Are you serious with this?
I don't know how I didn't end up a crack addict, then, because I was never "drug" to church, or had my mouth washed out with soap, or even got a bad report card. According to this, though, I should be strung out on heroine somewhere.
Why do people feel the need to reminisce on the "good old days" that never existed? I'm not quite sure what time period this person grew up, but if it was during my day, there were drugs aplenty. I just never chose to indulge.
If they were talking about my parents' generation, they also had drugs aplenty. They just chose never to indulge.
If they were talking about an earlier time, there still were drugs and alcohol. And there are plenty of stories (in our own personal histories, as well as historical accounts) that show that addiction has existed as far back as we can see.
To try to tie it all up neatly in a fictional account of how things were is not only a waste of time, but can be dangerous.
We do need to actually talk to our kids, to actually treat them like human beings worthy of our respect (as we expect from them).

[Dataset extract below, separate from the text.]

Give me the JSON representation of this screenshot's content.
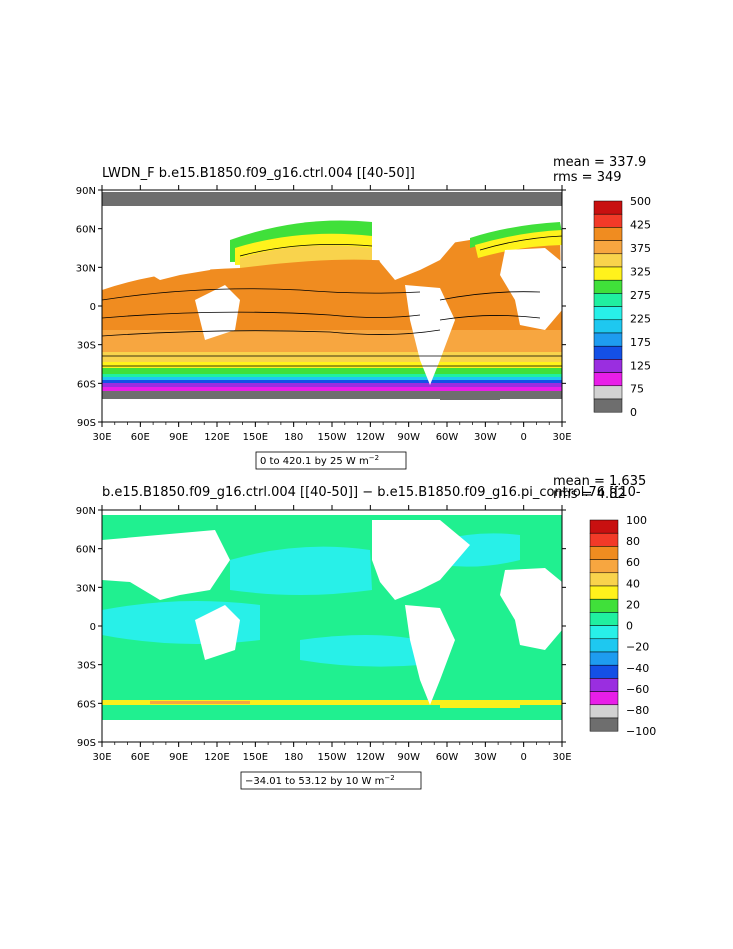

The more we distance ourselves from our kids, the more we lose sight of who they really are. The type of attitude shown above is how we end up with babies being born and dumped in public restrooms and trashes. When our kids don't feel comfortable talking to us, opening up to us about their imperfections, their fears, their doubts, their worries, their concerns, where are they going to go to get the advice they need?
I read somewhere that parents train their children rather than listen to them, and this is what causes confused adults (or irresponsible, drug-addicted, insert negative attribute here). I don't want to be that type of parent. I want to be the type of parent that actually does listen to my children.
This is not to say that discipline is not important. Of course, I discipline my children. Of course, they must learn that their actions cause consequences.
In fact, the girls and I were talking quite seriously about consequences and blame when listening to Into the Woods yesterday. We got to the song "It's Your Fault," where the characters blame and snipe at each other about the giant in their midst, the Baker's Wife's death, and all the other things currently going wrong in their little kingdom. It was the perfect opportunity for us to discuss that sometimes, we don't even know what our actions will cause (i.e., the Butterfly Effect). We also discussed the characters' wishes, the problems that those wishes caused when they came true, and how each wish simply led to more wishes.
I think teaching our children to think, particularly before they act, is much more beneficial than just dragging them around!